# How to find Geographic location from Email header



## squid (Nov 15, 2006)

I want to know how to find the actual geographic location of the sender from the E-mail header. When i open the message header some of the messages have the IP address using which we can trace back. but some of the message headers don't have this IP address and instead they have the originating server name. Does anyone know how to get the IP address/ Location from this ID. 
I also want to know if there is any plugin for thunderbird/Mozilla for this one.

regards


----------



## cyberscriber (Nov 16, 2006)

try this hxxp://emailtrackerpro.visualware.com/


----------



## vinookanth (Nov 16, 2006)

good one


----------



## squid (Nov 16, 2006)

thanks for that one.


----------



## the.kaushik (Nov 18, 2006)

nice one


----------



## s18000rpm (Nov 18, 2006)

@CyberScriber == Super!!!

You deserve repping for this.


----------



## birdie7015 (Feb 7, 2009)

cyberscriber said:


> try this hxxp://emailtrackerpro.visualware.com/


 
If I were to buy this software would it do the complete job.
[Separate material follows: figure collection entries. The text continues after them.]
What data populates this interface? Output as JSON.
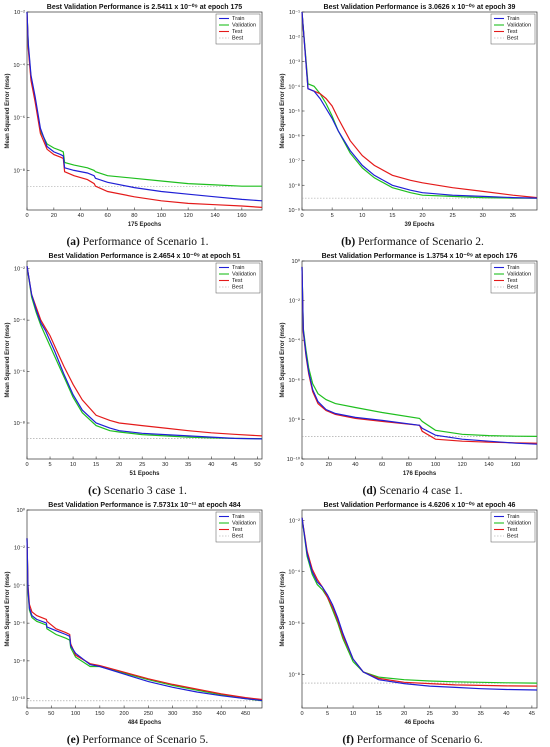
{
  "chart_data": [
    {
      "type": "line",
      "title": "Best Validation Performance is 2.5411 x 10^-09 at epoch 175",
      "title_pre": "Best Validation Performance is 2.5411 x 10",
      "title_exp": "-09",
      "title_post": " at epoch 175",
      "xlabel": "175 Epochs",
      "ylabel": "Mean Squared Error  (mse)",
      "xlim": [
        0,
        175
      ],
      "ylim_exp": [
        -9.5,
        -2
      ],
      "log_y": true,
      "xticks": [
        0,
        20,
        40,
        60,
        80,
        100,
        120,
        140,
        160
      ],
      "yticks_exp": [
        -8,
        -6,
        -4,
        -2
      ],
      "best_exp": -8.6,
      "legend": [
        "Train",
        "Validation",
        "Test",
        "Best"
      ],
      "series": [
        {
          "name": "Train",
          "color": "#1f1fd6",
          "x": [
            0,
            1,
            3,
            6,
            10,
            15,
            20,
            25,
            27,
            28,
            35,
            45,
            50,
            51,
            60,
            80,
            100,
            120,
            140,
            160,
            175
          ],
          "y_exp": [
            -2,
            -3.2,
            -4.4,
            -5.2,
            -6.4,
            -7.1,
            -7.3,
            -7.4,
            -7.45,
            -7.9,
            -8.0,
            -8.1,
            -8.2,
            -8.3,
            -8.45,
            -8.65,
            -8.8,
            -8.9,
            -9.0,
            -9.1,
            -9.15
          ]
        },
        {
          "name": "Validation",
          "color": "#1fbf1f",
          "x": [
            0,
            1,
            3,
            6,
            10,
            15,
            20,
            25,
            27,
            28,
            35,
            45,
            50,
            51,
            60,
            80,
            100,
            120,
            140,
            160,
            175
          ],
          "y_exp": [
            -2,
            -3.3,
            -4.5,
            -5.3,
            -6.5,
            -7.0,
            -7.15,
            -7.25,
            -7.3,
            -7.7,
            -7.8,
            -7.9,
            -8.0,
            -8.05,
            -8.2,
            -8.3,
            -8.4,
            -8.5,
            -8.55,
            -8.6,
            -8.6
          ]
        },
        {
          "name": "Test",
          "color": "#e41a1a",
          "x": [
            0,
            1,
            3,
            6,
            10,
            15,
            20,
            25,
            27,
            28,
            35,
            45,
            50,
            51,
            60,
            80,
            100,
            120,
            140,
            160,
            175
          ],
          "y_exp": [
            -2,
            -3.4,
            -4.6,
            -5.4,
            -6.6,
            -7.2,
            -7.4,
            -7.5,
            -7.55,
            -8.05,
            -8.2,
            -8.35,
            -8.5,
            -8.6,
            -8.8,
            -9.0,
            -9.15,
            -9.25,
            -9.3,
            -9.35,
            -9.4
          ]
        }
      ],
      "caption_label": "(a)",
      "caption_text": " Performance of Scenario 1."
    },
    {
      "type": "line",
      "title": "Best Validation Performance is 3.0626 x 10^-09 at epoch 39",
      "title_pre": "Best Validation Performance is 3.0626 x 10",
      "title_exp": "-09",
      "title_post": " at epoch 39",
      "xlabel": "39 Epochs",
      "ylabel": "Mean Squared Error  (mse)",
      "xlim": [
        0,
        39
      ],
      "ylim_exp": [
        -9,
        -1
      ],
      "log_y": true,
      "xticks": [
        0,
        5,
        10,
        15,
        20,
        25,
        30,
        35
      ],
      "yticks_exp": [
        -9,
        -8,
        -7,
        -6,
        -5,
        -4,
        -3,
        -2,
        -1
      ],
      "best_exp": -8.52,
      "legend": [
        "Train",
        "Validation",
        "Test",
        "Best"
      ],
      "series": [
        {
          "name": "Train",
          "color": "#1f1fd6",
          "x": [
            0,
            1,
            2,
            3,
            4,
            5,
            6,
            8,
            10,
            12,
            15,
            18,
            20,
            25,
            30,
            35,
            39
          ],
          "y_exp": [
            -1,
            -4.1,
            -4.2,
            -4.5,
            -4.9,
            -5.3,
            -5.8,
            -6.6,
            -7.2,
            -7.6,
            -8.0,
            -8.2,
            -8.3,
            -8.4,
            -8.45,
            -8.5,
            -8.52
          ]
        },
        {
          "name": "Validation",
          "color": "#1fbf1f",
          "x": [
            0,
            1,
            2,
            3,
            4,
            5,
            6,
            8,
            10,
            12,
            15,
            18,
            20,
            25,
            30,
            35,
            39
          ],
          "y_exp": [
            -1,
            -3.9,
            -4.0,
            -4.3,
            -4.7,
            -5.2,
            -5.8,
            -6.7,
            -7.3,
            -7.7,
            -8.1,
            -8.3,
            -8.4,
            -8.45,
            -8.5,
            -8.52,
            -8.52
          ]
        },
        {
          "name": "Test",
          "color": "#e41a1a",
          "x": [
            0,
            1,
            2,
            3,
            4,
            5,
            6,
            8,
            10,
            12,
            15,
            18,
            20,
            25,
            30,
            35,
            39
          ],
          "y_exp": [
            -1,
            -4.1,
            -4.2,
            -4.3,
            -4.5,
            -4.8,
            -5.3,
            -6.2,
            -6.8,
            -7.2,
            -7.6,
            -7.8,
            -7.9,
            -8.1,
            -8.25,
            -8.4,
            -8.5
          ]
        }
      ],
      "caption_label": "(b)",
      "caption_text": " Performance of Scenario 2."
    },
    {
      "type": "line",
      "title": "Best Validation Performance is 2.4654 x 10^-09 at epoch 51",
      "title_pre": "Best Validation Performance is 2.4654 x 10",
      "title_exp": "-09",
      "title_post": " at epoch 51",
      "xlabel": "51 Epochs",
      "ylabel": "Mean Squared Error  (mse)",
      "xlim": [
        0,
        51
      ],
      "ylim_exp": [
        -9.4,
        -1.7
      ],
      "log_y": true,
      "xticks": [
        0,
        5,
        10,
        15,
        20,
        25,
        30,
        35,
        40,
        45,
        50
      ],
      "yticks_exp": [
        -8,
        -6,
        -4,
        -2
      ],
      "best_exp": -8.6,
      "legend": [
        "Train",
        "Validation",
        "Test",
        "Best"
      ],
      "series": [
        {
          "name": "Train",
          "color": "#1f1fd6",
          "x": [
            0,
            1,
            2,
            3,
            4,
            5,
            6,
            8,
            10,
            12,
            15,
            18,
            20,
            25,
            30,
            35,
            40,
            45,
            51
          ],
          "y_exp": [
            -1.9,
            -3.0,
            -3.6,
            -4.1,
            -4.4,
            -4.8,
            -5.2,
            -6.1,
            -6.9,
            -7.5,
            -8.0,
            -8.2,
            -8.3,
            -8.4,
            -8.45,
            -8.5,
            -8.55,
            -8.6,
            -8.62
          ]
        },
        {
          "name": "Validation",
          "color": "#1fbf1f",
          "x": [
            0,
            1,
            2,
            3,
            4,
            5,
            6,
            8,
            10,
            12,
            15,
            18,
            20,
            25,
            30,
            35,
            40,
            45,
            51
          ],
          "y_exp": [
            -1.9,
            -3.1,
            -3.7,
            -4.2,
            -4.6,
            -5.0,
            -5.4,
            -6.2,
            -7.0,
            -7.6,
            -8.1,
            -8.3,
            -8.35,
            -8.45,
            -8.5,
            -8.55,
            -8.58,
            -8.6,
            -8.61
          ]
        },
        {
          "name": "Test",
          "color": "#e41a1a",
          "x": [
            0,
            1,
            2,
            3,
            4,
            5,
            6,
            8,
            10,
            12,
            15,
            18,
            20,
            25,
            30,
            35,
            40,
            45,
            51
          ],
          "y_exp": [
            -1.9,
            -3.0,
            -3.5,
            -4.0,
            -4.3,
            -4.6,
            -5.0,
            -5.8,
            -6.5,
            -7.1,
            -7.7,
            -7.9,
            -8.0,
            -8.1,
            -8.2,
            -8.3,
            -8.38,
            -8.44,
            -8.5
          ]
        }
      ],
      "caption_label": "(c)",
      "caption_text": " Scenario 3 case 1."
    },
    {
      "type": "line",
      "title": "Best Validation Performance is 1.3754 x 10^-09 at epoch 176",
      "title_pre": "Best Validation Performance is 1.3754 x 10",
      "title_exp": "-09",
      "title_post": " at epoch 176",
      "xlabel": "176 Epochs",
      "ylabel": "Mean Squared Error  (mse)",
      "xlim": [
        0,
        176
      ],
      "ylim_exp": [
        -10,
        0
      ],
      "log_y": true,
      "xticks": [
        0,
        20,
        40,
        60,
        80,
        100,
        120,
        140,
        160
      ],
      "yticks_exp": [
        -10,
        -8,
        -6,
        -4,
        -2,
        0
      ],
      "best_exp": -8.86,
      "legend": [
        "Train",
        "Validation",
        "Test",
        "Best"
      ],
      "series": [
        {
          "name": "Train",
          "color": "#1f1fd6",
          "x": [
            0,
            1,
            3,
            5,
            8,
            12,
            18,
            25,
            40,
            60,
            88,
            90,
            100,
            120,
            140,
            160,
            176
          ],
          "y_exp": [
            -0.3,
            -3.5,
            -4.7,
            -5.6,
            -6.5,
            -7.1,
            -7.5,
            -7.7,
            -7.9,
            -8.05,
            -8.3,
            -8.45,
            -8.8,
            -9.0,
            -9.1,
            -9.2,
            -9.25
          ]
        },
        {
          "name": "Validation",
          "color": "#1fbf1f",
          "x": [
            0,
            1,
            3,
            5,
            8,
            12,
            18,
            25,
            40,
            60,
            88,
            90,
            100,
            120,
            140,
            160,
            176
          ],
          "y_exp": [
            -0.3,
            -3.4,
            -4.5,
            -5.4,
            -6.2,
            -6.7,
            -7.0,
            -7.2,
            -7.4,
            -7.65,
            -7.95,
            -8.1,
            -8.55,
            -8.75,
            -8.82,
            -8.85,
            -8.86
          ]
        },
        {
          "name": "Test",
          "color": "#e41a1a",
          "x": [
            0,
            1,
            3,
            5,
            8,
            12,
            18,
            25,
            40,
            60,
            88,
            90,
            100,
            120,
            140,
            160,
            176
          ],
          "y_exp": [
            -0.3,
            -3.6,
            -4.8,
            -5.7,
            -6.6,
            -7.2,
            -7.55,
            -7.75,
            -7.95,
            -8.1,
            -8.3,
            -8.6,
            -9.0,
            -9.1,
            -9.15,
            -9.18,
            -9.2
          ]
        }
      ],
      "caption_label": "(d)",
      "caption_text": " Scenario 4 case 1."
    },
    {
      "type": "line",
      "title": "Best Validation Performance is 7.5731x 10^-11 at epoch 484",
      "title_pre": "Best Validation Performance is 7.5731x 10",
      "title_exp": "-11",
      "title_post": " at epoch 484",
      "xlabel": "484 Epochs",
      "ylabel": "Mean Squared Error  (mse)",
      "xlim": [
        0,
        484
      ],
      "ylim_exp": [
        -10.5,
        0
      ],
      "log_y": true,
      "xticks": [
        0,
        50,
        100,
        150,
        200,
        250,
        300,
        350,
        400,
        450
      ],
      "yticks_exp": [
        -10,
        -8,
        -6,
        -4,
        -2,
        0
      ],
      "best_exp": -10.12,
      "legend": [
        "Train",
        "Validation",
        "Test",
        "Best"
      ],
      "series": [
        {
          "name": "Train",
          "color": "#1f1fd6",
          "x": [
            0,
            2,
            5,
            10,
            20,
            40,
            41,
            60,
            80,
            88,
            90,
            100,
            130,
            150,
            200,
            250,
            300,
            350,
            400,
            450,
            484
          ],
          "y_exp": [
            -1.5,
            -4.2,
            -5.2,
            -5.6,
            -5.8,
            -6.0,
            -6.2,
            -6.4,
            -6.6,
            -6.7,
            -7.2,
            -7.6,
            -8.2,
            -8.3,
            -8.7,
            -9.1,
            -9.4,
            -9.65,
            -9.85,
            -10.0,
            -10.1
          ]
        },
        {
          "name": "Validation",
          "color": "#1fbf1f",
          "x": [
            0,
            2,
            5,
            10,
            20,
            40,
            41,
            60,
            80,
            88,
            90,
            100,
            130,
            150,
            200,
            250,
            300,
            350,
            400,
            450,
            484
          ],
          "y_exp": [
            -1.5,
            -4.3,
            -5.3,
            -5.7,
            -5.9,
            -6.1,
            -6.3,
            -6.6,
            -6.8,
            -6.9,
            -7.3,
            -7.8,
            -8.3,
            -8.3,
            -8.65,
            -9.0,
            -9.3,
            -9.55,
            -9.8,
            -10.0,
            -10.12
          ]
        },
        {
          "name": "Test",
          "color": "#e41a1a",
          "x": [
            0,
            2,
            5,
            10,
            20,
            40,
            41,
            60,
            80,
            88,
            90,
            100,
            130,
            150,
            200,
            250,
            300,
            350,
            400,
            450,
            484
          ],
          "y_exp": [
            -1.5,
            -4.0,
            -5.0,
            -5.4,
            -5.6,
            -5.8,
            -5.9,
            -6.3,
            -6.5,
            -6.6,
            -7.1,
            -7.7,
            -8.15,
            -8.25,
            -8.6,
            -8.95,
            -9.25,
            -9.5,
            -9.75,
            -9.95,
            -10.05
          ]
        }
      ],
      "caption_label": "(e)",
      "caption_text": " Performance of Scenario 5."
    },
    {
      "type": "line",
      "title": "Best Validation Performance is 4.6206 x 10^-09 at epoch 46",
      "title_pre": "Best Validation Performance is 4.6206 x 10",
      "title_exp": "-09",
      "title_post": " at epoch 46",
      "xlabel": "46 Epochs",
      "ylabel": "Mean Squared Error  (mse)",
      "xlim": [
        0,
        46
      ],
      "ylim_exp": [
        -9.3,
        -1.6
      ],
      "log_y": true,
      "xticks": [
        0,
        5,
        10,
        15,
        20,
        25,
        30,
        35,
        40,
        45
      ],
      "yticks_exp": [
        -8,
        -6,
        -4,
        -2
      ],
      "best_exp": -8.33,
      "legend": [
        "Train",
        "Validation",
        "Test",
        "Best"
      ],
      "series": [
        {
          "name": "Train",
          "color": "#1f1fd6",
          "x": [
            0,
            1,
            2,
            3,
            4,
            5,
            6,
            7,
            8,
            10,
            12,
            15,
            20,
            25,
            30,
            35,
            40,
            46
          ],
          "y_exp": [
            -1.9,
            -3.3,
            -4.0,
            -4.4,
            -4.6,
            -4.9,
            -5.3,
            -5.8,
            -6.4,
            -7.4,
            -7.9,
            -8.2,
            -8.35,
            -8.45,
            -8.5,
            -8.55,
            -8.58,
            -8.6
          ]
        },
        {
          "name": "Validation",
          "color": "#1fbf1f",
          "x": [
            0,
            1,
            2,
            3,
            4,
            5,
            6,
            7,
            8,
            10,
            12,
            15,
            20,
            25,
            30,
            35,
            40,
            46
          ],
          "y_exp": [
            -1.9,
            -3.4,
            -4.1,
            -4.5,
            -4.7,
            -5.0,
            -5.5,
            -6.0,
            -6.6,
            -7.5,
            -7.9,
            -8.1,
            -8.2,
            -8.25,
            -8.28,
            -8.3,
            -8.32,
            -8.33
          ]
        },
        {
          "name": "Test",
          "color": "#e41a1a",
          "x": [
            0,
            1,
            2,
            3,
            4,
            5,
            6,
            7,
            8,
            10,
            12,
            15,
            20,
            25,
            30,
            35,
            40,
            46
          ],
          "y_exp": [
            -1.9,
            -3.2,
            -3.9,
            -4.3,
            -4.6,
            -5.0,
            -5.4,
            -5.9,
            -6.5,
            -7.4,
            -7.9,
            -8.15,
            -8.3,
            -8.35,
            -8.4,
            -8.42,
            -8.44,
            -8.45
          ]
        }
      ],
      "caption_label": "(f)",
      "caption_text": " Performance of Scenario 6."
    }
  ]
}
I have been using a site that will give me the location from email headers except that yesterday for the first time it simply said sattelite in place of the country.  I used to use this page:

*headertool.apelord.com/

It turns out that it is a sky email address but doesn't give the country of origin.

I get a lot of scammer email asking for friendship so I might be prepared to buy the software if it will give me the location as it will save me a lot of time and trouble.


----------